Comment by Loren Miller on May 2, 2014 at 7:50pm

[sigh] Leave it to AiG to spew that kind of ignorant hogwash.  Honestly, I cant' say I'm surprised.

Comment by Misha C on May 2, 2014 at 6:13pm

Glad that article was fake! I thought the quotes sounded a bit too blunt for a planned radio interview..

There IS this, though...


Comment by Pat on May 2, 2014 at 2:13pm

You're welcome. I'm glad I did. You should have seen the "go to hell" letter I drafted and was getting prepared to send out on my office letterhead. I can see it now "Attorney at Law and Sucker at Large."

Comment by Loren Miller on May 2, 2014 at 1:47pm

Bloody hell.  Pat, this is one reason why I have a problem with POE.  Certainly in this case, there was no nod, no wink, nothing to indicate that the story was anything other than genuine.

The saving grace is that nothing was mailed out, the petition was not created, no irretrievable actions were taken.  And I should also say a big thanks, Pat, for finding that business and bringing it to our attention.

Comment by Pat on May 2, 2014 at 12:52pm

Well folks, apparently we have all be HAD!!!!! Turns out is fake news site. I began to wonder when I Googled Smithsonian and Atheism American, and the only two sites that mentioned anything about it was and A|N (Yeah, us!).
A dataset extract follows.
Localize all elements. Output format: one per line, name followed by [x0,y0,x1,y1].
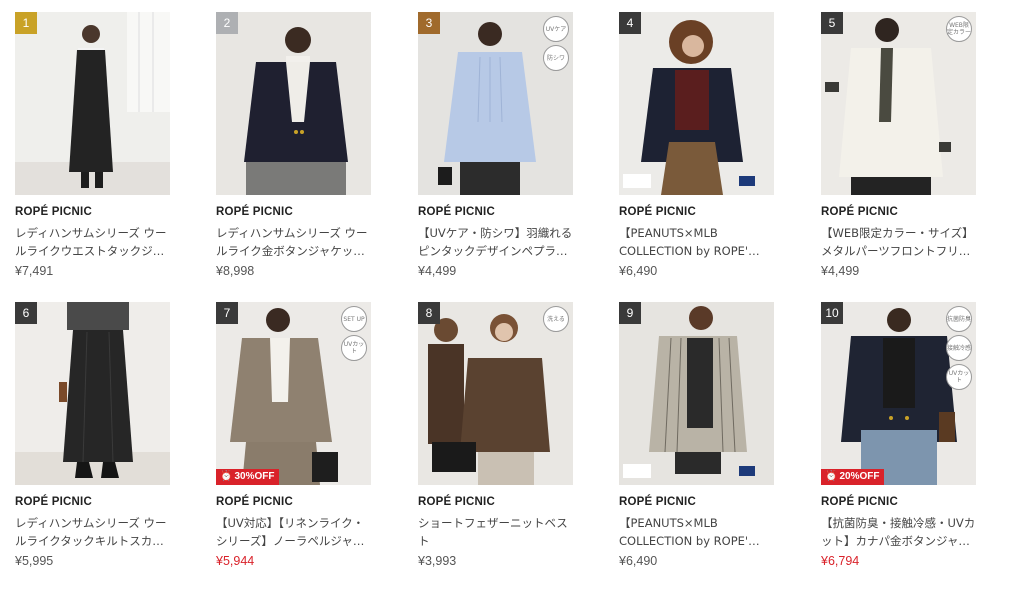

Just goes to show we can be as gullible as everyone else out there.

Comment by Pat on May 2, 2014 at 11:40am

Hmm, good question about the signatures, Loren.You had mentioned in matthew's post about doing this as a petition on That's one possibility. Another is us giving you our names and using them with our permission - typing them on. Mine is Patrick S. Duffy.